Two gates for ghostly dreams there are, one gateway
Of honest horn, and one of ivory.
Issuing by the ivory gate are dreams
Of glimmering illusion, fantasies,
But those that come through solid polished horn
May be borne out, if mortals only know them.

Another note flagged the appropriate page in Classical Myths in English Literature, so that I could follow his mapping of the phrases as it resonates in Chaucer and T.S. Eliot, two of his favorite writers whose works he would recite to me from memory. As you might expect, poets had received close attention, so much so that reading verse was a multicolored experience in red, blue, and sometimes green in addition to somber black. He was particularly attracted (or maybe I was, since knowing him through his poems was all that I had left) to poems that spoke directly, enigmatically to the reader. He had marked W. H. Auden’s “If I Could Tell You,” which begins: “Time will say nothing but I told you so,/Time only knows the price we have to pay;/If I could tell you I would let you know.” These lines could well serve as an epigram for a collection of the last 20 years of my father’s poetic life.

As his life began to fail, he sought solace in this community of writers. A note beckoned me to D.H. Lawrence (and I thought of the possibility that my parents had rejected of going to New Mexico, to the Ghost Ranch of Georgia O’Keeffe and Lawrence, instead of to graduate school at the University of Iowa in 1937): “Have you built your ship of death, oh have you?/Oh build your ship of death, for you will need it.” When Tony Kerrigan, his friend and fellow devotee of Albert’s Bar (an enthusiasm of the 1980s), died in 1991, Dad placed the obituary next to a portion of Jorge Luis Borges’ Labyrinths that Kerrigan had translated, highlighting the sentence “In the seventeenth century, humanity was cowed by a feeling of senescence.”

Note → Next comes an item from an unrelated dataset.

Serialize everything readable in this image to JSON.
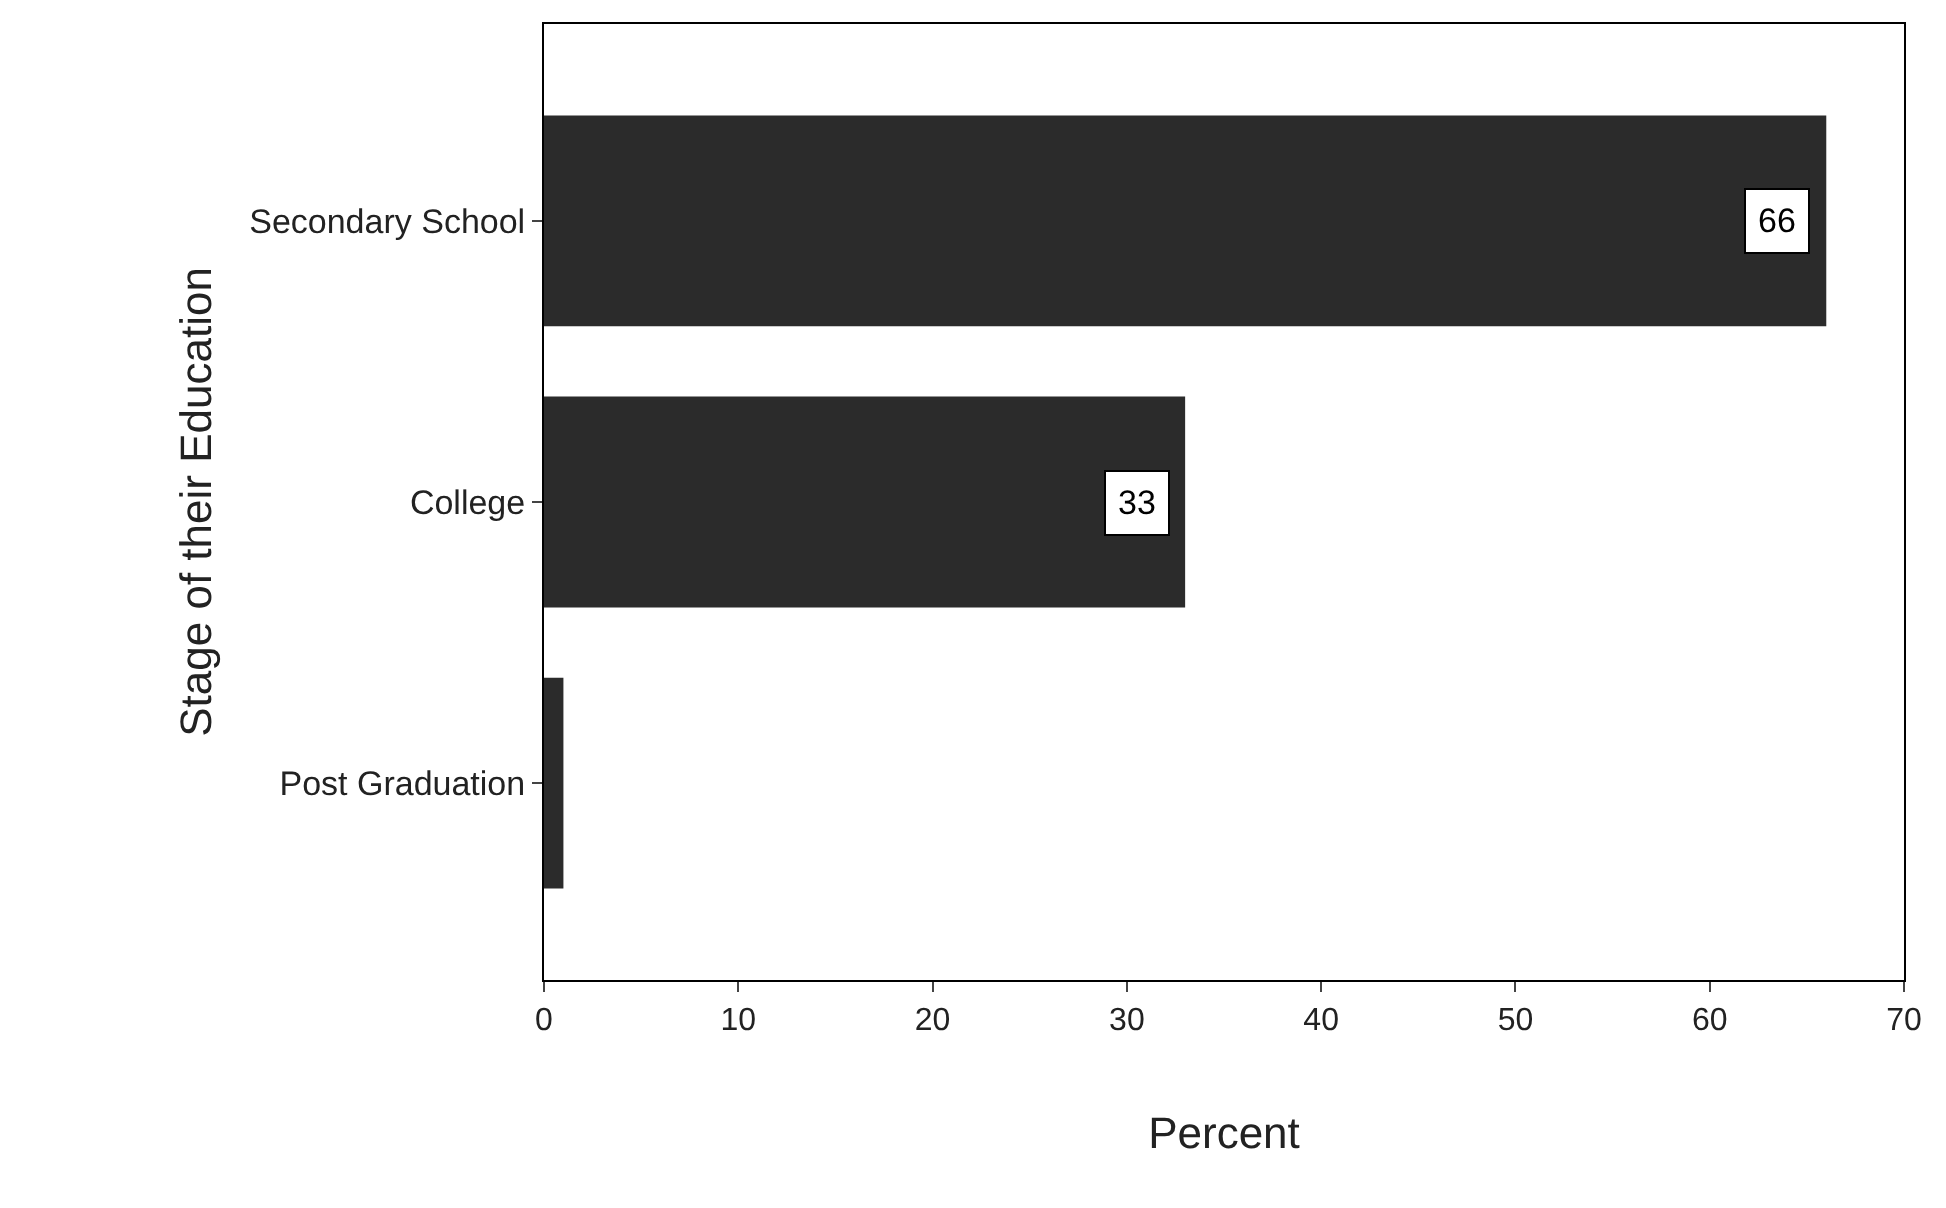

Dad was not so much cowed as frustrated by senescence. His markings became more scattered, even frantic during his last years as his mobility and his attention span declined. The bookmark of choice was the Post-it note, but anything that came to hand — fliers, envelopes, Kleenex or toilet paper — would suffice. To the very end, he was fascinated with concepts — a dictionary of science guided the eye to explanations of relativity or infinity — and, most of all, with words. He would prepare a pad of notes for my coming, and then peel off lists of words that brought back memories to him, and, he hoped, to me. I found one such page in a book, a kind of cruel paring of his expansive love for language to its essence: “aardvark, montage, collage.” I know my father well enough to feel certain that he would have chuckled at the juxtaposition of these three, and their placement in the work of his friend and Great Books lover, Otto Bird.

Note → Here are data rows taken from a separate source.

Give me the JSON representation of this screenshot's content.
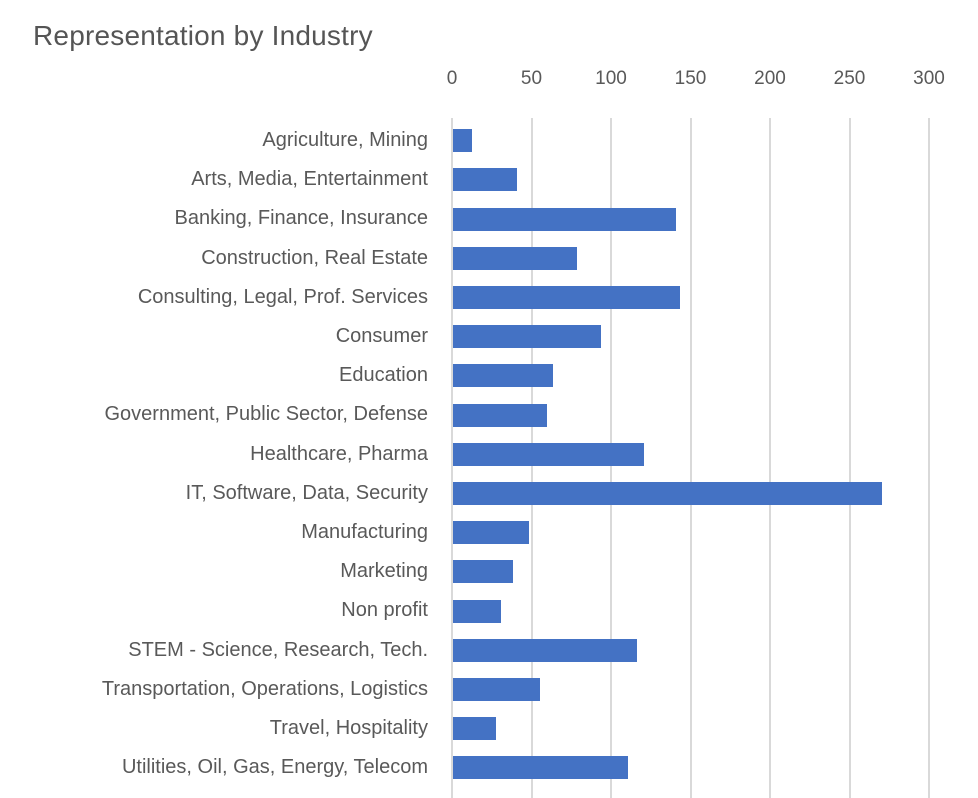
{
  "chart_data": {
    "type": "bar",
    "orientation": "horizontal",
    "title": "Representation by Industry",
    "categories": [
      "Agriculture, Mining",
      "Arts, Media, Entertainment",
      "Banking, Finance, Insurance",
      "Construction, Real Estate",
      "Consulting, Legal, Prof. Services",
      "Consumer",
      "Education",
      "Government, Public Sector, Defense",
      "Healthcare, Pharma",
      "IT, Software, Data, Security",
      "Manufacturing",
      "Marketing",
      "Non profit",
      "STEM - Science, Research, Tech.",
      "Transportation, Operations, Logistics",
      "Travel, Hospitality",
      "Utilities, Oil, Gas, Energy, Telecom"
    ],
    "values": [
      12,
      40,
      140,
      78,
      143,
      93,
      63,
      59,
      120,
      270,
      48,
      38,
      30,
      116,
      55,
      27,
      110
    ],
    "xlabel": "",
    "ylabel": "",
    "xlim": [
      0,
      300
    ],
    "x_ticks": [
      0,
      50,
      100,
      150,
      200,
      250,
      300
    ],
    "axis_position": "top",
    "grid": true,
    "legend_position": "none",
    "bar_color": "#4472C4",
    "gridline_color": "#D9D9D9",
    "text_color": "#595959",
    "background_color": "#FFFFFF"
  }
}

Time is a cruel master, these books told me. As though they had to. In my youth I saw my father’s careful approach to the creative work that was at the center of his profession: Poems went through countless revisions and his knowledge of formal requirements was as extensive as his reading in the traditions that used them. At the end he was rendered mute. But his poems transcend and for that I am grateful.

Maybe the life I led was particularly shaped by the poet’s vocation that surrounded me in my father’s study. My first recognition of the inevitability of his passing received voice through Dylan Thomas’s poem to his father. Dad, too, had marked “Do Not Go Gentle Into that Good Night,” more, I suspect, because it was a good poem with an unusual structure than because of its subject. Among the small blue volumes that he had brought back from England in 1933 I found a passage that, I think, brought him more solace. Milton reflecting on his blindness gave voice to sentiments that my father could read but not speak:

….God doth not need
Either man’s work or his own gifts; who best
Bear his mild yoke, they serve him best. His state
Is kingly. Thousands at his bidding speed.

And post o’er land and ocean without rest
They also serve who only stand and wait.